Google Ventures, the search giant's venture capital arm,
invested $258 million in Uber in August 2013. It was Google Ventures' largest
investment deal ever, and the company put more money into Uber's next funding
round less than a year later. Back then, it was easy for observers to imagine
Google teaming closely with Uber, or even one day acquiring it. David Drummond,
Google’s chief legal officer and senior vice president of corporate
development, joined the Uber board of directors in 2013 and has served on it
ever since.
Now there are signs that the companies are more likely to
be ferocious competitors than allies. Google is preparing to offer its own
ride-hailing service, most likely in conjunction with its long-in-development
driverless car project. Drummond has informed Uber's board of this possibility,
according to a person close to the Uber board, and Uber executives have seen
screenshots of what appears to be a Google ride-sharing app that is currently
being used by Google employees. This person, who requested not to be named
because the talks are private, said the Uber board is now weighing whether to
ask Drummond to resign his position as an Uber board member.
Uber is also teaming up with Carnegie Mellon University
for a research facility in Pittsburgh, Pa., to develop its own autonomous
vehicle technology, the company announced on Monday. (The news was reported
earlier by TechCrunch.)
Google has made no secret of its ambitions to
revolutionize transportation with autonomous vehicles. Chief Executive Officer
Larry Page is said to be personally fascinated by the challenge of making
cities operate more efficiently. The company recently said the driverless car
technology in development within its Google X research lab is from two to five
years from being ready for widespread use. At the Detroit auto show last month,
Chris Urmson, the Google executive in charge of the project, articulated one
possible scenario in which autonomous vehicles are patrolling neighborhoods to
pick up and drop off passengers. “We're thinking a lot about how in the
long-term, this might become useful in people's lives, and there are a lot of
ways we can imagine this going,” Urmson said in a conference call with
reporters on Jan. 14. “One is in the direction of the shared vehicle. The
technology would be such that you can call up the vehicle and tell it where to
go and then have it take you there.”
Those comments, according to the person familiar with
deliberations of the Uber's board, have left executives at Uber deeply concerned—for
good reason. Google is a deep-pocketed, technically sophisticated competitor,
and Uber’s dependence on the search giant goes far beyond capital. Uber’s
smartphone applications for drivers and riders are based on Google Maps, which
gives Google a fire hose of data about transportation patterns within cities.

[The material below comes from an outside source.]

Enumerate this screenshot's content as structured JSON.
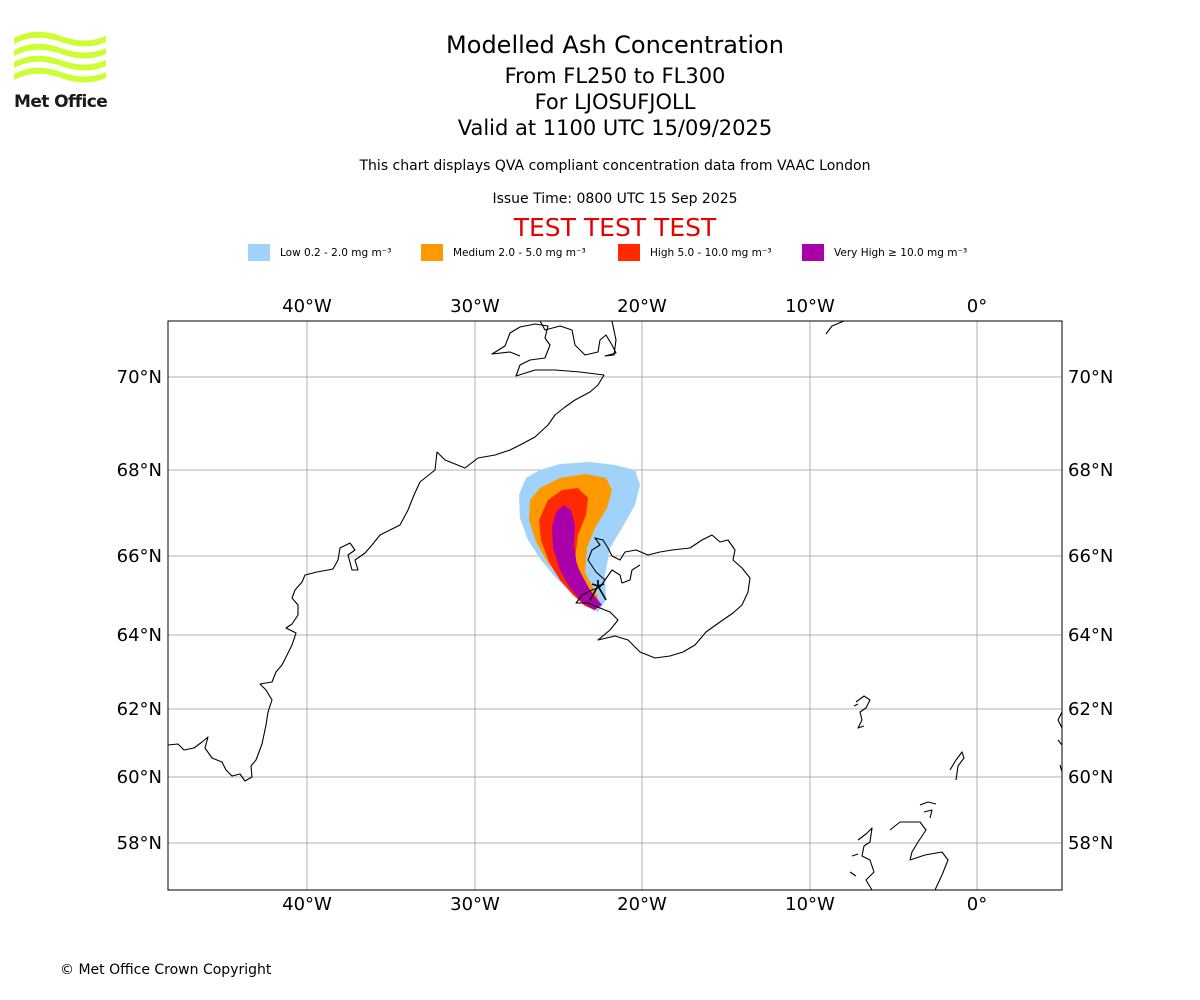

Uber would be crippled if it lost access to the industry-leading mapping
application, and alternatives— such as AOL's MapQuest, Apple Maps, and a host
of regional players—are widely seen as inferior.

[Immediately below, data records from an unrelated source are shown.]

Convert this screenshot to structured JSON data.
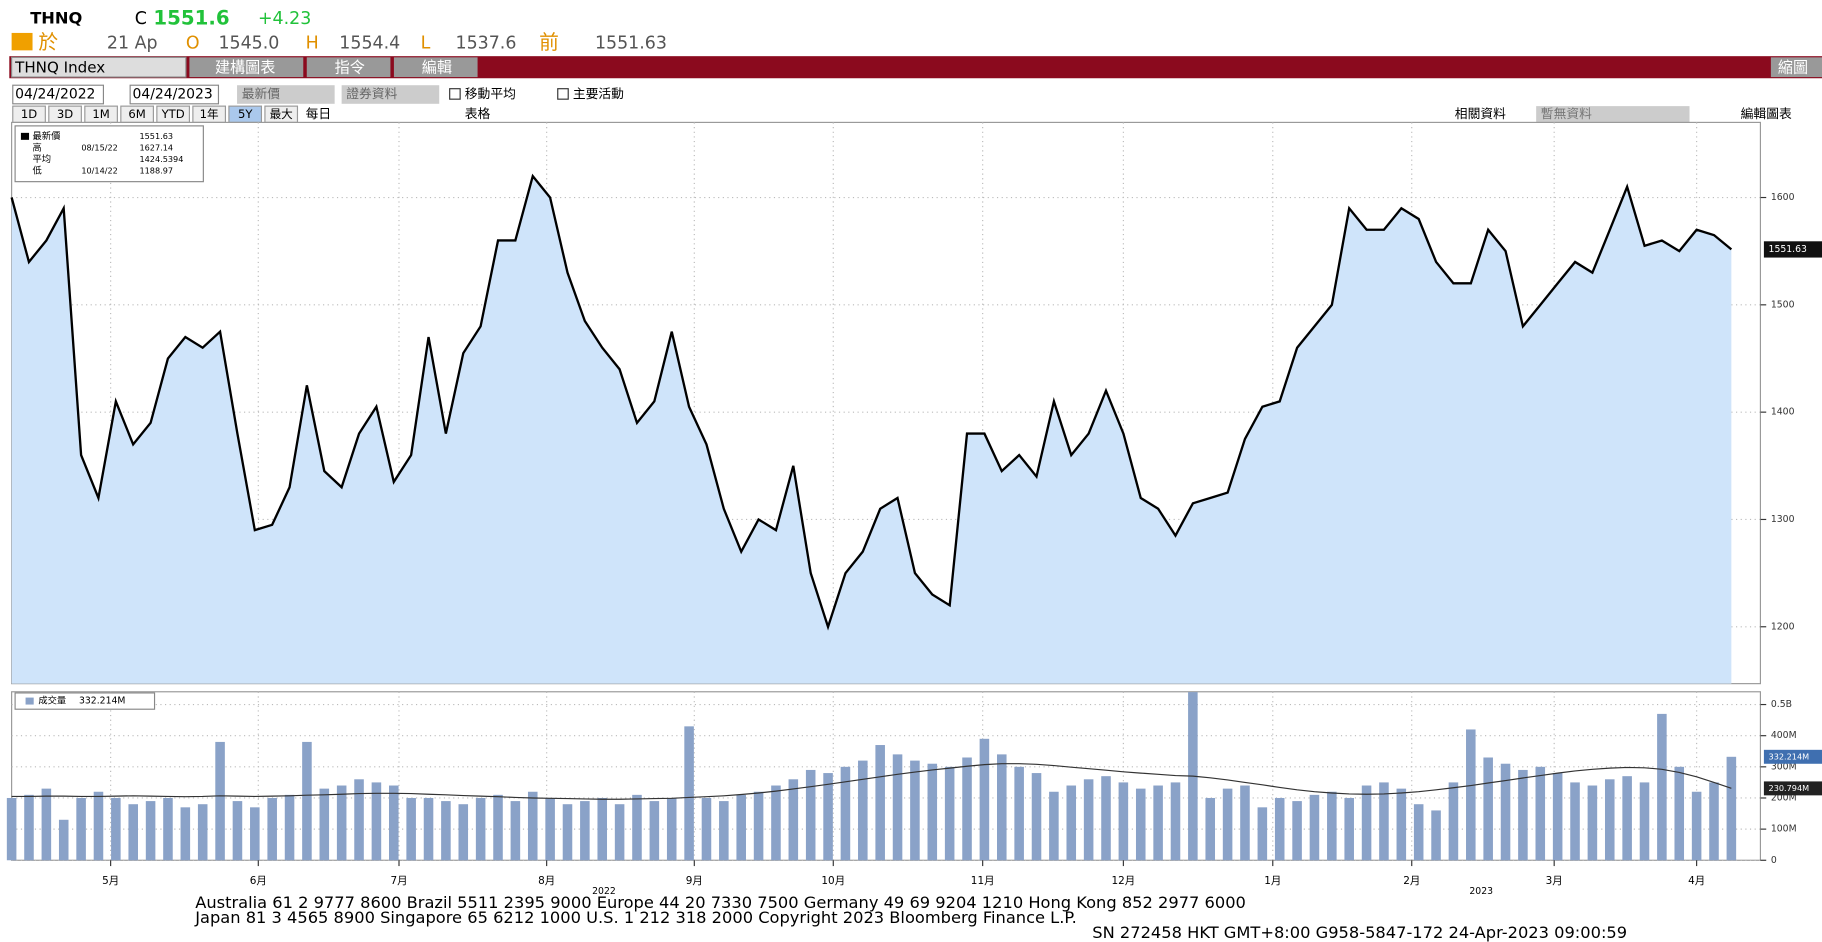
{
  "header": {
    "ticker": "THNQ",
    "c": "C",
    "last": "1551.6",
    "change": "+4.23",
    "at": "於",
    "date": "21 Ap",
    "o": "O",
    "open": "1545.0",
    "h": "H",
    "high": "1554.4",
    "l": "L",
    "low": "1537.6",
    "prev_label": "前",
    "prev": "1551.63"
  },
  "toolbar": {
    "security": "THNQ Index",
    "menus": [
      "建構圖表",
      "指令",
      "編輯"
    ],
    "right": "縮圖"
  },
  "controls": {
    "start": "04/24/2022",
    "end": "04/24/2023",
    "field": "最新價",
    "source": "證券資料",
    "checks": [
      "移動平均",
      "主要活動"
    ],
    "ranges": [
      "1D",
      "3D",
      "1M",
      "6M",
      "YTD",
      "1年",
      "5Y",
      "最大"
    ],
    "period": "每日",
    "table": "表格",
    "related": "相關資料",
    "no_data": "暫無資料",
    "edit": "編輯圖表"
  },
  "chart_data": [
    {
      "type": "line",
      "series": [
        {
          "name": "最新價",
          "color": "#000000",
          "fill": "#cfe4fa",
          "values": [
            1600,
            1540,
            1560,
            1590,
            1360,
            1320,
            1410,
            1370,
            1390,
            1450,
            1470,
            1460,
            1475,
            1380,
            1290,
            1295,
            1330,
            1425,
            1345,
            1330,
            1380,
            1405,
            1335,
            1360,
            1470,
            1380,
            1455,
            1480,
            1560,
            1560,
            1620,
            1600,
            1530,
            1485,
            1460,
            1440,
            1390,
            1410,
            1475,
            1405,
            1370,
            1310,
            1270,
            1300,
            1290,
            1350,
            1250,
            1200,
            1250,
            1270,
            1310,
            1320,
            1250,
            1230,
            1220,
            1380,
            1380,
            1345,
            1360,
            1340,
            1410,
            1360,
            1380,
            1420,
            1380,
            1320,
            1310,
            1285,
            1315,
            1320,
            1325,
            1375,
            1405,
            1410,
            1460,
            1480,
            1500,
            1590,
            1570,
            1570,
            1590,
            1580,
            1540,
            1520,
            1520,
            1570,
            1550,
            1480,
            1500,
            1520,
            1540,
            1530,
            1570,
            1610,
            1555,
            1560,
            1550,
            1570,
            1565,
            1551.63
          ]
        }
      ],
      "last_label": "1551.63",
      "legend": [
        {
          "label": "最新價",
          "value": "1551.63"
        },
        {
          "label": "高",
          "date": "08/15/22",
          "value": "1627.14"
        },
        {
          "label": "平均",
          "value": "1424.5394"
        },
        {
          "label": "低",
          "date": "10/14/22",
          "value": "1188.97"
        }
      ],
      "xlim": [
        0,
        99
      ],
      "ylim": [
        1147,
        1670
      ],
      "yticks": [
        1200,
        1300,
        1400,
        1500,
        1600
      ],
      "grid": true
    },
    {
      "type": "bar",
      "series": [
        {
          "name": "成交量",
          "color": "#8aa2c8",
          "values": [
            200,
            210,
            230,
            130,
            200,
            220,
            200,
            180,
            190,
            200,
            170,
            180,
            380,
            190,
            170,
            200,
            210,
            380,
            230,
            240,
            260,
            250,
            240,
            200,
            200,
            190,
            180,
            200,
            210,
            190,
            220,
            200,
            180,
            190,
            200,
            180,
            210,
            190,
            200,
            430,
            200,
            190,
            210,
            220,
            240,
            260,
            290,
            280,
            300,
            320,
            370,
            340,
            320,
            310,
            300,
            330,
            390,
            340,
            300,
            280,
            220,
            240,
            260,
            270,
            250,
            230,
            240,
            250,
            540,
            200,
            230,
            240,
            170,
            200,
            190,
            210,
            220,
            200,
            240,
            250,
            230,
            180,
            160,
            250,
            420,
            330,
            310,
            290,
            300,
            280,
            250,
            240,
            260,
            270,
            250,
            470,
            300,
            220,
            250,
            332.214
          ]
        },
        {
          "color": "#333333",
          "values": [
            205,
            205,
            206,
            206,
            205,
            205,
            206,
            207,
            206,
            205,
            204,
            205,
            207,
            206,
            205,
            206,
            207,
            209,
            210,
            212,
            214,
            215,
            215,
            214,
            212,
            210,
            208,
            206,
            204,
            202,
            200,
            199,
            198,
            197,
            196,
            196,
            197,
            198,
            199,
            202,
            204,
            207,
            211,
            216,
            222,
            229,
            236,
            244,
            252,
            260,
            268,
            276,
            283,
            290,
            296,
            302,
            307,
            310,
            310,
            308,
            304,
            299,
            294,
            289,
            284,
            280,
            276,
            272,
            270,
            265,
            258,
            250,
            242,
            234,
            226,
            220,
            216,
            213,
            212,
            213,
            216,
            220,
            226,
            233,
            240,
            248,
            256,
            264,
            272,
            280,
            287,
            292,
            296,
            298,
            297,
            292,
            282,
            268,
            250,
            230.794
          ]
        }
      ],
      "last_labels": [
        "332.214M",
        "230.794M"
      ],
      "xlim": [
        0,
        99
      ],
      "ylim": [
        0,
        541
      ],
      "yticks": [
        0,
        {
          "value": 100,
          "label": "100M"
        },
        {
          "value": 200,
          "label": "200M"
        },
        {
          "value": 300,
          "label": "300M"
        },
        {
          "value": 400,
          "label": "400M"
        },
        {
          "value": 500,
          "label": "0.5B"
        }
      ],
      "xticks": [
        {
          "value": 5.7,
          "label": "5月"
        },
        {
          "value": 14.2,
          "label": "6月"
        },
        {
          "value": 22.3,
          "label": "7月"
        },
        {
          "value": 30.8,
          "label": "8月"
        },
        {
          "value": 39.3,
          "label": "9月"
        },
        {
          "value": 47.3,
          "label": "10月"
        },
        {
          "value": 55.9,
          "label": "11月"
        },
        {
          "value": 64.0,
          "label": "12月"
        },
        {
          "value": 72.6,
          "label": "1月"
        },
        {
          "value": 80.6,
          "label": "2月"
        },
        {
          "value": 88.8,
          "label": "3月"
        },
        {
          "value": 97.0,
          "label": "4月"
        }
      ],
      "years": [
        {
          "value": 34.1,
          "label": "2022"
        },
        {
          "value": 84.6,
          "label": "2023"
        }
      ],
      "grid": true
    }
  ],
  "footer": [
    "Australia 61 2 9777 8600 Brazil 5511 2395 9000 Europe 44 20 7330 7500 Germany 49 69 9204 1210 Hong Kong 852 2977 6000",
    "Japan 81 3 4565 8900       Singapore 65 6212 1000       U.S. 1 212 318 2000         Copyright 2023 Bloomberg Finance L.P.",
    "SN 272458 HKT  GMT+8:00 G958-5847-172 24-Apr-2023 09:00:59"
  ]
}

Google’s entrance into the ride-sharing market would also
leave Uber without a partner in the suddenly plausible future in which cars
without steering wheels roam the streets. Uber will either have to develop the
technology itself or form an alliance with a company that can if it wants to
offer autonomous vehicles within its fleet. Mercedes, Audi, Tesla, and other
carmakers have said they are developing driverless cars, though it's not clear
that any is as advanced as Google's.
An Uber spokesperson declined to offer a comment for this
article. A Google spokesperson also declined to comment, although the company
issued a cryptic tweet.
Travis Kalanick, Uber’s CEO, has publicly discussed what
he sees as the inevitability of autonomous taxis, saying they could offer
cheaper rides and a true alternative to vehicle ownership. “The Uber experience
is expensive because it’s not just the car but the other dude in the car,” he
said at a technology conference in 2014, referring to the expense of paying human
drivers. “When there’s no other dude in the car, the cost [of taking an Uber]

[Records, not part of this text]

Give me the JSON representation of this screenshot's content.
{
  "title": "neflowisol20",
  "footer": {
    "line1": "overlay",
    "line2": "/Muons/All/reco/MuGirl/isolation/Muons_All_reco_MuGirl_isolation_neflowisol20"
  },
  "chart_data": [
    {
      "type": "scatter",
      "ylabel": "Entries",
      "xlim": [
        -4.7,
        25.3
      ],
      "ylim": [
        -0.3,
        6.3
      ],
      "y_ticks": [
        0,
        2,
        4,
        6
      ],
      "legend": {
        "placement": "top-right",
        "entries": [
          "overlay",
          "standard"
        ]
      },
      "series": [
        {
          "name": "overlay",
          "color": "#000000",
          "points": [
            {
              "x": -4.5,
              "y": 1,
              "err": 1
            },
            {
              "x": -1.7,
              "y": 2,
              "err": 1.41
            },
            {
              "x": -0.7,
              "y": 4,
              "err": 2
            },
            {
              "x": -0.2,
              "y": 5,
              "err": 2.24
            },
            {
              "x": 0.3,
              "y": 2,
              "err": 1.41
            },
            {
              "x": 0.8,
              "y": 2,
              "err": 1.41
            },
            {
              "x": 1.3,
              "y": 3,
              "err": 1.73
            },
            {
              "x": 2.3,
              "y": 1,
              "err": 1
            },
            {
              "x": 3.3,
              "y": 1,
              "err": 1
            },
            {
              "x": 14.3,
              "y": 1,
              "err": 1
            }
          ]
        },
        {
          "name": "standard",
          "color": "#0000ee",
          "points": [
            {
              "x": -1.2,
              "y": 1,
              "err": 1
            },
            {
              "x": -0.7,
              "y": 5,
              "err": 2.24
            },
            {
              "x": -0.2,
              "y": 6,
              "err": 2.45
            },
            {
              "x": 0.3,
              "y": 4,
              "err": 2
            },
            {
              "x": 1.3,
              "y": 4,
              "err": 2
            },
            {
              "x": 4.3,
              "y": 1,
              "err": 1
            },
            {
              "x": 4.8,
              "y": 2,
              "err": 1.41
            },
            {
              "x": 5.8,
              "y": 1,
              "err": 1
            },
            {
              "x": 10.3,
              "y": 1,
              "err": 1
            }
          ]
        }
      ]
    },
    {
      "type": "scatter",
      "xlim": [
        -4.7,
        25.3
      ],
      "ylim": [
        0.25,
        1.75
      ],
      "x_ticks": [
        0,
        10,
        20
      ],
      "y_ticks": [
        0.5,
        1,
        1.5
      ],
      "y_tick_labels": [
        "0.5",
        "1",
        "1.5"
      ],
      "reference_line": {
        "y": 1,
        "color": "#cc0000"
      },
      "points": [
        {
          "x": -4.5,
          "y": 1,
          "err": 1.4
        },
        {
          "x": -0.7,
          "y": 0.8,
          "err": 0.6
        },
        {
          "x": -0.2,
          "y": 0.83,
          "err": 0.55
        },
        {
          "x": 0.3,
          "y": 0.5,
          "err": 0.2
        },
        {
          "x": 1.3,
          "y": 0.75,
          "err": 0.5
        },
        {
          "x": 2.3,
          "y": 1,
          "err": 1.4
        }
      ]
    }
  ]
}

gets cheaper than owning a vehicle.”
There's already an additional sign of a rift between the
companies. Last week Google announced it would start presenting data from third
party applications inside Google Now, a service that displays useful
information prominently on the screen of Android smartphones. Google said it
had struck deals to draw data from such apps as Pandora, AirBnb, Zillow, and
the ride-sharing service Lyft. The company most obviously missing from that
list? Google’s old and possibly former friend, Uber.